What is the meaning of the second equation of section 3.1?, I mean, is this equation consistent with the expected behavior of an ideal gas?, Which is its mathematical or physical meaning?, Why is important such equation?. Same questions for Eq. (3).
The statement in section 3.2 (line 53) "Therefore we get domains where there are either three symmetric processes, or only one.", requires a detailed discussion about the meaning and the relevance of these symmetric processes in the context of equilibrium thermodynamics.
For the reasons exposed previously, I do not recommend the manuscript for publication.
Author Response
Please find the authors' response in the attached file.
Author Response File: Author Response.pdf
Reviewer 2 Report
Authors develop the geometrical approach to thermodynamical states. The geometrical interpretations of thermodynamics were widely studied. Nevertheles central moments of higher order have not been addressed before.
The paper is interesting and worth publication and broad discussion.
Please check definition of k-th central moment (p.3); typos ? or some kind of notion. If possible, some example of applications will be valuable.
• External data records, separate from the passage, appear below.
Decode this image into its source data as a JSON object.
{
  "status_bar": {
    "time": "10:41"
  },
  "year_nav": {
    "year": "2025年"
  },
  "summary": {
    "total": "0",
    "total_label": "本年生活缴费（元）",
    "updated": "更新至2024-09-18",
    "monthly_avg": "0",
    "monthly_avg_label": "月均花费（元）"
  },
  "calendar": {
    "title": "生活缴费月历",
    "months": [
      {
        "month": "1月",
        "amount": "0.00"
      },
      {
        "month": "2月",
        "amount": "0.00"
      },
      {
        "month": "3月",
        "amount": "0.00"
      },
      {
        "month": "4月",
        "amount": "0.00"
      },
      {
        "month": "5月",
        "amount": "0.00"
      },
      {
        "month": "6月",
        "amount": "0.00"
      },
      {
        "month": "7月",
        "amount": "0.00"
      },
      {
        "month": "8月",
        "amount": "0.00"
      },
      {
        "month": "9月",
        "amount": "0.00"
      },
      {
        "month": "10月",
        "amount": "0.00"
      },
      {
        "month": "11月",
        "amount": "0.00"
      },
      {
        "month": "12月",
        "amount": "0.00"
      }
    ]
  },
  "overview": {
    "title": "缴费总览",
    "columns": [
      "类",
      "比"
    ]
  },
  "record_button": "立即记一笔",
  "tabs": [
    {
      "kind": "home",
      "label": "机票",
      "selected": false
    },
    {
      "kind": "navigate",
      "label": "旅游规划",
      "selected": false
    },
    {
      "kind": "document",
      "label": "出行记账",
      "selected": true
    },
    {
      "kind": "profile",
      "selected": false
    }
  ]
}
Summary (concluding remarks for broad spectrum of readers) of obtained results is needed.
In my opinion the paper (after small revision) can be recommended for publication.
Author Response
Dear Reviewer 2,
Thank you for your attention to the paper.
Definition (5) for the k-th central moment seems correct. We use here tensor product, which differs this definition from the usual coordinate one. We added section "Discussion", where we clarify obtained results and highlight further developments.
Reviewer 3 Report
The Authors develop a geometrical approach to thermodynamics, and focus in particular on in the third and fourth order moments of the probability distribution. Even if the results sound correct, in my opinion sections 3 and 4, which contain the novel contributions of this manuscript, should be slightly extended and the results and plots should be better discussed. Apart from this, in my opinion the manuscript deserves publication on this journal.
Author Response
Dear Reviewer 3,
Thank you for your attention to the paper.
In the revised version we made the exposition of the results clearer and added section "Discussion", where we explain the significance of the results.
Round 2
Reviewer 1 Report
The new version of the manuscript presented by Lychagin and Roop is a good improvement with respect the first draft. Despite the are not much changes, the new content represents an overall improvement in the clarity of the paper.
In contrast with my first appreciation, the new version contains enough information to consider it self-contained. I believe that a motivated reader can find the necessary background to understand the content of the manuscript.
I feel comfortable with the final version and, in consequence, I do recommend for publication in Entropy.